Radiocorriere TV
- Cover of Radiocorriere's issue of 26 June 1955, featuring Maria Callas
- Direttore: Fabrizio Casinelli
- Frequency: Weekly
- Format: tabloid
- Circulation: 700,000
- First issue: 1925
- Final issue: 1995
- Company: RAI
- Country: Italy
- Language: Italian
- Website: www.radiocorriere.teche.rai.it

= Radiocorriere TV =

Italian magazine

Radiocorriere TV (since 1954) (English: Radio Courier TV), formerly Radiocorriere (1930–1954) and Radio Orario (1925–1930), is an Italian-language listings magazine, with weekly print editions published in Italy between 1925 and 1995 under the press of RAI (formerly URI). It rebooted under publisher RCC Edizioni and owner Rai Trade with print editions from 1999–2008, then closed due to poor sales and reopened as an online magazine in 2012. Since 1995 it has also had occasional special-edition print runs under various publishers.
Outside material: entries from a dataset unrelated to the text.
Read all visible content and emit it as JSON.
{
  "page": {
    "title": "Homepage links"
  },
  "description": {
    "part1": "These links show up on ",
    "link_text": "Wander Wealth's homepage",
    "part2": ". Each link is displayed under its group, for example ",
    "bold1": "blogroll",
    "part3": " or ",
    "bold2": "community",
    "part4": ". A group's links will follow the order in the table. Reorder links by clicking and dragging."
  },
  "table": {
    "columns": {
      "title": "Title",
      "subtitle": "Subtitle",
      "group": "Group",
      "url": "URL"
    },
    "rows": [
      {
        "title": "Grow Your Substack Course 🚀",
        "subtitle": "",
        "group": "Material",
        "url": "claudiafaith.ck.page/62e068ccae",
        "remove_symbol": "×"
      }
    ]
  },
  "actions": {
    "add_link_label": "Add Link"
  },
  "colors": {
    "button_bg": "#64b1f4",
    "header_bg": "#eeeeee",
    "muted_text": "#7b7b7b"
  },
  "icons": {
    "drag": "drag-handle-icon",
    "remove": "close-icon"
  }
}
On 3 January 2014 Rai Teche published online the complete 1925–1995 archives of URI/RAI's Radio Orario/Radiocorriere/TV.

==History and profile==

The magazine was founded in January 1925 in Rome with the name Radiorario as the official magazine of URI ("Unione Radiofonica Italiana", i.e. "Italian Radio Union", Italy's first licensed broadcasting company which had formed in Turin a few months before), with the aim of publishing the schedules of Italian radio and major foreign radio stations. In 1926 the editorial staff was moved to Milan and the magazine was renamed Radio Orario. In 1928 EIAR replaced URI and in 1930 the magazine assumed its definitive name, Radiocorriere. In a few years, in conjunction with the spreading of the radio, the circulation of the magazine reached 8 million copies per year.

On 15 May 1943 the publications were suspended, and they reprised after EIAR became RAI, in November 1945. In the 1950s the magazine started to cover culture topics, news, music and television, and in 1952 its circulation had risen to about one million copies per week. Because of the competition of other magazines such as TV Sorrisi e Canzoni, in the 1970s the circulation started to decline, and after trying to relaunch its circulation through several structure and layout changes, the magazine eventually closed in December 1995. In its last year, it had a circulation of 111,681 copies per week. In 2010, RAI resurrected Radiocorriere and turned it into a weekly online magazine curated by its press office.